Winnifred’s novel A Japanese Nightingale was very well received. Many editions were published and it was translated into a number of languages. She wrote at least a dozen Japanese themed novels and numerous short stories and became quite well known. Divorced from her first husband, she met and married Francis Reeve, a businessman, who persuaded Winnifred to start a new life with him in western Canada. They moved to BowView Ranch, near Morley. Winnifred loved the country but needed the buzz of “big city” life to enable her to write, so she took rooms in Calgary and, in 1923, turned her skills to writing about her new home. Her novel Cattle was not well received by her American readers, but was acclaimed in Canada as a great novel.
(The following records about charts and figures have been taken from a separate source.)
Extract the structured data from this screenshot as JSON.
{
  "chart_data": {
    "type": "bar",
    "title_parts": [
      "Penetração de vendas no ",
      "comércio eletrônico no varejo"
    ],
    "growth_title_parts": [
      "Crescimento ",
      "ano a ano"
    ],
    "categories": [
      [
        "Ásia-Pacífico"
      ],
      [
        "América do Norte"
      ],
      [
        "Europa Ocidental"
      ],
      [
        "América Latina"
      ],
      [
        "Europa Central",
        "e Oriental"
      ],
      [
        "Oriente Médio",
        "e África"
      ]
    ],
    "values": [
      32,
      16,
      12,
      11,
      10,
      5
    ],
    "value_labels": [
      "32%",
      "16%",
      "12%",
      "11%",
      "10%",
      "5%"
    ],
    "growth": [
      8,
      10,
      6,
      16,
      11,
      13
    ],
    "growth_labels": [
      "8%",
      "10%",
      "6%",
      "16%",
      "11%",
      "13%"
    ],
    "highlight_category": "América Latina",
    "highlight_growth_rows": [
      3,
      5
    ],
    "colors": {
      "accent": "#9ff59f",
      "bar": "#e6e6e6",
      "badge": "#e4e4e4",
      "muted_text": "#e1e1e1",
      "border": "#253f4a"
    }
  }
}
When Frank’s farm started to fail, Winnifred headed to California to find work. She spent seven years in Hollywood as a screenwriter, specializing in adapting stories for the screen. Among her works was “Showboat”. Winnifred returned to Calgary in 1932 and moved into a home at 801 Royal Avenue in Mount Royal. She remained here until her death. Both she and her husband are buried in Queen’s Park Cemetery. Frank eventually regained his fortune and established a charitable foundation, the Francis F. Reeve Foundation, as a memorial to his wife. The Reeve Theatre at the University of Calgary is named in their honour. Winnifred’s papers are at the University of Calgary. The Local History Collection at the Calgary Public Library holds several of her novels, including a signed edition of Miss Nume of Japan. If you are interested in finding out more about this fascinating woman, her granddaughter has written a biography of her called a Onoto Watanna: The Story of Winnifred Eaton and we have a file of clippings both by and about her in the Local History room.